Rainy as hell today, got drenched just walking to the gym from the parking lot.
I started reading again, after god knows how long. Funny how someone can want to be a writer yet hasn't picked up a book in ages. But I'm starting with the book Carekee gave me for my birthday last year--When We Were Orphans by Kazuo Ishiguro. It's not bad, I'm actually kind of excited to continue reading it. I gave my other Ishiguro book to Nev, since it was so good, I wanted to share it with him. But maybe I'll buy another copy of Never Let Me Go because I think I'm starting to forget some of it...
I really miss Carekee. I miss the times we used to run amuck around LaSalle and tear apart the Grimoire office in order to put it back together. And all the times we said we'd go to Halal Bilal Steak N' Take just to see what the hell a "steak-n-take" was...but alas we never got a chance...Maybe I'll call her this week to say hi, if she's not too busy teaching...

These mood swings are killing me...Every day is torn between being on the verge of a nervous breakdown and being ok happy. I don't know if I can cope with notions like "love" and "the future"...Life can't be like some storybook that I can pick up and read--one with a happy ending. I can't change things, or people...All I can do is distance myself, try to sever emotions. The nightmares have been coming back...things I'm nervous about, keeping me up all night. I can't calm them.
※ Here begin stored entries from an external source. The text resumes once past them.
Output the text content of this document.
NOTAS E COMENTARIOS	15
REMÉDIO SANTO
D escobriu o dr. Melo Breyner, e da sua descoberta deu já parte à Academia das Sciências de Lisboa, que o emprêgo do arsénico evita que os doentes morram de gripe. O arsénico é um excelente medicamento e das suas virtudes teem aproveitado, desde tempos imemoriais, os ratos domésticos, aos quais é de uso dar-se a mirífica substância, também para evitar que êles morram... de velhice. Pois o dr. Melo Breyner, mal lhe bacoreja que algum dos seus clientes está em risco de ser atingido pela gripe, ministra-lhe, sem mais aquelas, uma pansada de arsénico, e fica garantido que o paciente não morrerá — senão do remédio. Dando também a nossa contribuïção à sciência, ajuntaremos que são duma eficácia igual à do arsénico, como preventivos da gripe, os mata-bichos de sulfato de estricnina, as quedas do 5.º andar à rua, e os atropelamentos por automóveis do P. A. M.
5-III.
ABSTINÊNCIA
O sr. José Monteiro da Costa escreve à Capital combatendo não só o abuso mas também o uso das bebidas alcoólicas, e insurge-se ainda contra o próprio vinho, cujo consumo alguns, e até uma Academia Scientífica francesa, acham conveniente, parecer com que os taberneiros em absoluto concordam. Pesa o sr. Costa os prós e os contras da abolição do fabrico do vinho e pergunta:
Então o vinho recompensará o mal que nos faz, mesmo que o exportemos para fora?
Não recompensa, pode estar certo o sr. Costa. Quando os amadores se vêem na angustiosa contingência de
I hate parties. I hate crowds. I just wish to be left alone in silence. I have this premonition of catastrophe, history repeating. This feeling that things will never work, yet unwilling to let go. These things may never change...I want to tell Greg that I won't marry him unless he learns to grow up, but I can't find my voice.

But it was so beautiful when he said, "Dandelions are not weeds; they're just flowers that no one else wants."